Even before I embarked on this quick hacking session, the main thing I was concerned about was how to implement locking on top of S3. There is no formal locking API for it, but I heard somewhere that bucket creation is atomic. Assuming that it is, a very simple locking support can be done (creating a bucket and succeeding indicates a lock obtained, failure means it is locked already, deletion of a bucket releases the lock). Sadly, this is not the case and bucket creation is certainly not atomic. Funnily enough, it does not even fail when trying to create an already existing bucket.
So for now I shelved the implementation. It would be great if the good people at Amazon would allow for simple locking support.
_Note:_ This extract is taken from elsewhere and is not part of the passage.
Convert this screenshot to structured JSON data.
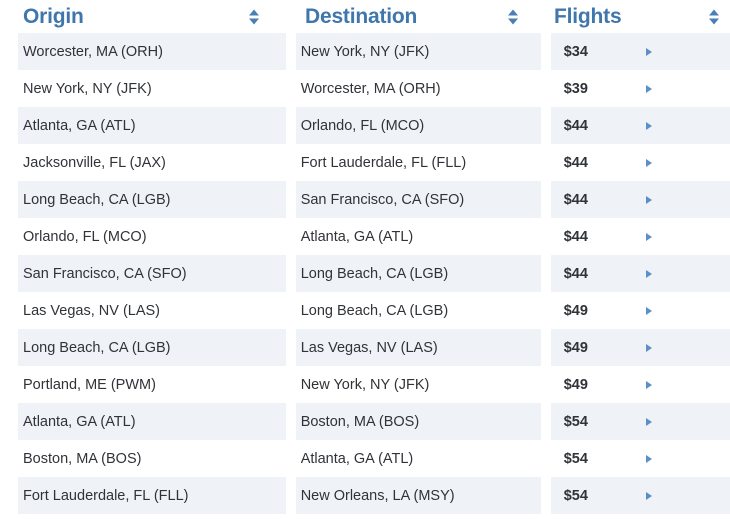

I understand that this is not simple to do in a distributed environment (hey, I work at GigaSpaces), but it must be there in some form, it will make S3 much a more attractive offer.
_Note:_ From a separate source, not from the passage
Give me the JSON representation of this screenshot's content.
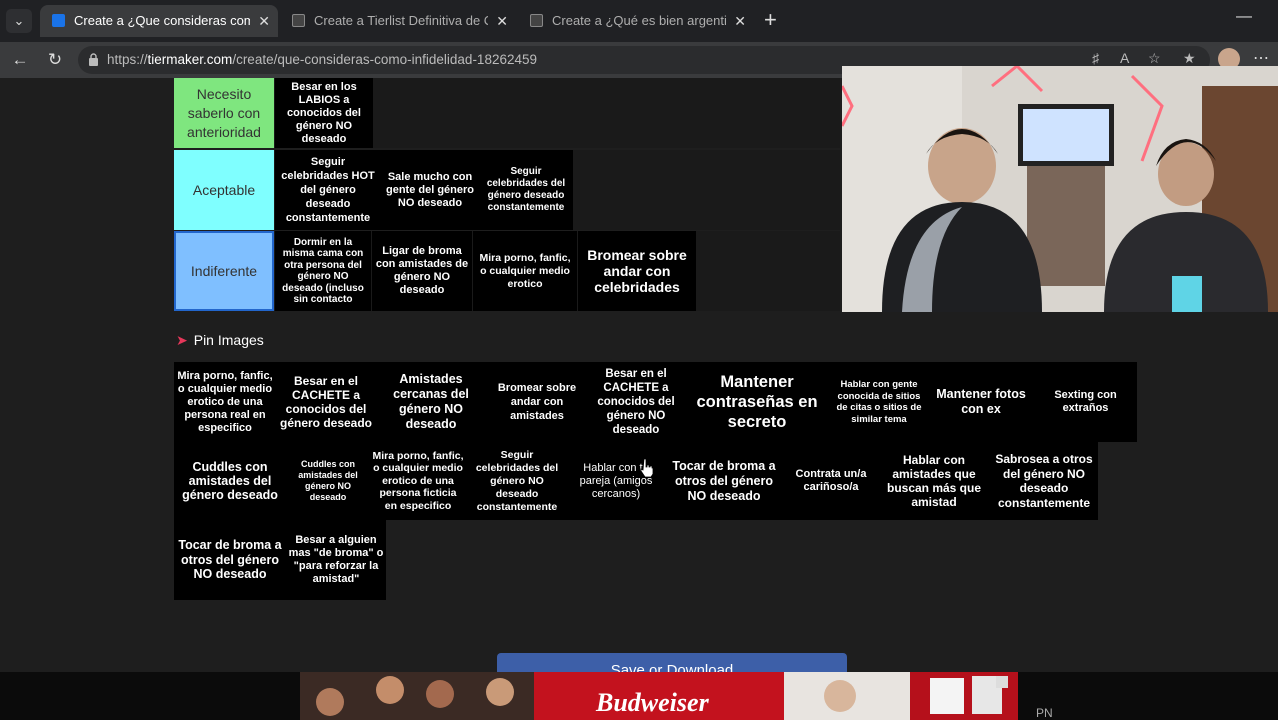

November 18th, 2007 at 2:55 pm
Hi, interesting stuff, i intend to use s3 also.
But, why not using other storage for locks and simulating a distributed transaction for both the storage and s3?
Hm…Don’t shelve it.
November 19th, 2007 at 1:09 am
I can build a distributed lock system, for example using JGroups or something like that. I am not sure how this is going to hold within EC2. Would you be interested in having the ability to store things on Amazon S3 and have a distributed locks using JGroups?
November 19th, 2007 at 6:26 am
There is no out of the box pessimistic locking API for JGroups (though it is doable to write one). But the JGroups / JBoss Cache guys want to add such an API soonish. I don’t know if it will sit in JGroups, JBoss Cache or both but that will definitely make life easier for people who have such needs :)
November 28th, 2007 at 9:54 am
If you are trying to use Lucene and it’s indexing there are a couple of things that I would suggest. You will want to check out JSR 170 and possibly writing your own Node type. There are already built in Node types for files, but they are easily extended to persist to other places than the file system. This has several advantages. JSR 170 will allow you to change as the underlying S3 api changes and it will allow you to move away from S3 if Amazon really starts to jack up their prices without changing the business logic. You also might want to check the numbers again on the “free” from EC2. You don’t have to pay for the bandwidth used, but you do have to pay for every request under the new pricing scheme. It is still cheap, but not free. If you are planning on indexing often or having a ton of requests this is something to account for when in design.